We see this a lot, and it’s usually nothing to be concerned about. The best thing to do is bring your child in and let us take a look.

If you have any questions, always consult your pediatric dentist.

 

No matter how well your child brushes her teeth, if she’s consuming too much sugar on a daily basis, she will get cavities.

Sugar grabs on to teeth and destroys the enamel before kids have a chance to brush. On the contrary, children with little or no sugar in their diets rarely have cavities.

Everyone knows sugar isn’t healthy. Yet Americans in general are still eating too much sugar, and kids are no exception.

You don’t need to forbid all sweets all the time.  The occasional sugary treat is likely OK.  The trick is to gradually swap out sugary snacks for healthier choices.

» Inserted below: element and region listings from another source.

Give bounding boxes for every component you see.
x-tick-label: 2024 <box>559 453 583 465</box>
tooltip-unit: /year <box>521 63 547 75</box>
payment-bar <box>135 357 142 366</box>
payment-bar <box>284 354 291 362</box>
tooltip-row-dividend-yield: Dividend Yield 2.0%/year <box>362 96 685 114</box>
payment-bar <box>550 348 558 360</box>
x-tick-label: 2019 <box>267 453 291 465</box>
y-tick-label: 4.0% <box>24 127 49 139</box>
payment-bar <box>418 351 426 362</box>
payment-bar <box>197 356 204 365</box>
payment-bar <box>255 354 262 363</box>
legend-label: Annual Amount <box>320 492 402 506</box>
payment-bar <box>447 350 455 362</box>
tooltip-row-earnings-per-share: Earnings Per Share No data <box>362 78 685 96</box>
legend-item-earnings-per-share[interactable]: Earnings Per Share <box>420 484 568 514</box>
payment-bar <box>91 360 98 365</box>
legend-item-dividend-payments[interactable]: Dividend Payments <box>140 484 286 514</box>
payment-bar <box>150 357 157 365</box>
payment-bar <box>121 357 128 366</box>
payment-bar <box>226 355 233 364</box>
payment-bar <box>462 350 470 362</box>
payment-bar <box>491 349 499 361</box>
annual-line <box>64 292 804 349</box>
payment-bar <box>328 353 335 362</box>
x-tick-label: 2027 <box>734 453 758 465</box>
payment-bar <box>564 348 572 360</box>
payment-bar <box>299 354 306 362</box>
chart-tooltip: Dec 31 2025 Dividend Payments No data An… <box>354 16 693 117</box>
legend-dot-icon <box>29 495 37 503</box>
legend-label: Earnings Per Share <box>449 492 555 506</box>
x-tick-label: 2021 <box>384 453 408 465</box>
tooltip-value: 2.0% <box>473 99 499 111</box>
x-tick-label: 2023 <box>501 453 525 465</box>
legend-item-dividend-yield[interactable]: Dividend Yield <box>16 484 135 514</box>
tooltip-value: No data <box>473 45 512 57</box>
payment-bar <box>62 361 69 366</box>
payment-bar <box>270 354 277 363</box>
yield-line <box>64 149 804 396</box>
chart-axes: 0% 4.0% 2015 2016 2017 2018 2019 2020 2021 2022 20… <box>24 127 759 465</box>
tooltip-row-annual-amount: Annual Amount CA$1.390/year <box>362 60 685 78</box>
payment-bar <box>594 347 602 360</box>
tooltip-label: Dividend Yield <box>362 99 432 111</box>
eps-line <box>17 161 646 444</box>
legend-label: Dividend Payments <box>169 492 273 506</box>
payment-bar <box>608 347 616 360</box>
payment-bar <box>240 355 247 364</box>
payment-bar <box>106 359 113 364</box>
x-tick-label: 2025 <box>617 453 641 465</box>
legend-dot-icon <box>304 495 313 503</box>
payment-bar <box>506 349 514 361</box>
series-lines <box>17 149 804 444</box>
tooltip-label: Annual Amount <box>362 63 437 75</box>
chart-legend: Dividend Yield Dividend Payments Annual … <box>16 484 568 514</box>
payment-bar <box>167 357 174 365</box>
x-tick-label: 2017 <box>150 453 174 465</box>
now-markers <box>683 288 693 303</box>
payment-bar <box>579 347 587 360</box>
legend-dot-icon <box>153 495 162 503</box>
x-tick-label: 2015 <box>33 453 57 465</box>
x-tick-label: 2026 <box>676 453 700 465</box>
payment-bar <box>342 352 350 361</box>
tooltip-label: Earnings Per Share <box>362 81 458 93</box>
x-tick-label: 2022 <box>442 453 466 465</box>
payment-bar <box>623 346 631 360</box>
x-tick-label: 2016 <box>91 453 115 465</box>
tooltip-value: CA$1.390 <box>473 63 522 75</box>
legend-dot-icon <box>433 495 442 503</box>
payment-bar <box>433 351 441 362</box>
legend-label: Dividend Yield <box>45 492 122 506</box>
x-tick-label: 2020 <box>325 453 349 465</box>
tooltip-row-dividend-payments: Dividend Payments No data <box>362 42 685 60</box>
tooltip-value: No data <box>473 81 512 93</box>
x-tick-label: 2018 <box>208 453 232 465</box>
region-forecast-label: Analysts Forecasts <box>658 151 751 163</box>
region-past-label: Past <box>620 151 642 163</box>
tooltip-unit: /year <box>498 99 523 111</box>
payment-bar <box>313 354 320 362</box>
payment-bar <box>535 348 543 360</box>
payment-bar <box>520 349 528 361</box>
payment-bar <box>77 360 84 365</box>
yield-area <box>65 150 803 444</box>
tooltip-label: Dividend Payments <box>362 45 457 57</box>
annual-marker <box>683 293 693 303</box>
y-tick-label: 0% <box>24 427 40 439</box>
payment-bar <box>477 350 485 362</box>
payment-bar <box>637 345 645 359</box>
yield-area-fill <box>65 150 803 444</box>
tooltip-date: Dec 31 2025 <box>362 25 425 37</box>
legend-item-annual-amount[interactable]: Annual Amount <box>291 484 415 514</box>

10 Simple Changes You Can Make

1.  Be a label looker — and teach your kids to read labels too.  Look for the amount of sugar listed on the “Nutrition Facts” panel of the foods you buy. It will be listed in grams.

2.  Beware of the following ingredients on the label – they’re all forms of sugar:

Corn syrup, corn sweetener, molasses, honey, fruit juice concentrate, fructose, glucose, lactose and maltose.

3.  Limit processed foods as much as possible.  Make a practice of this, and you won’t need to spend so much time staring at food labels and counting sugar grams.

4.  Use fruit to satisfy your child’s sweet tooth — it’s much lower in calories than sugar-laden foods. Substituting fruit for candy bars — even just some of the time — can eliminate an enormous amount of sugar over time.

5.  Cut back on fruit juices. If you substitute water for sugary drinks, that’s a huge step in the right direction.

6.  Cut back on sports drinks like Gatorade. In general, kids don’t need anything but plain water to drink while participating in sports.

7.  Keep the cupboard and refrigerator stocked with low-sugar choices:

Fruits instead of cookies, 100 percent juice bars (with no added sugar) instead of ice cream.  Graham crackers and unfrosted animal crackers can satisfy a cookie craving with less sugar than most cookies. Dried fruit can stand in for candy.

8.  Plan ahead. When you’re always eating on the fly, you end up eating too many processed foods.  The more healthy alternatives you have ready, the less likely you are to grab sweets on the run.

9.  Choose unsweetened foods as much as possible, such as unsweetened applesauce. Mix fresh or dried fruit into plain yogurt. Many fruity yogurts are loaded with added sugar.

10.  Avoid heavily sweetened breakfast cereals.

Remember, even simple changes can make a huge difference on your child’s dental health.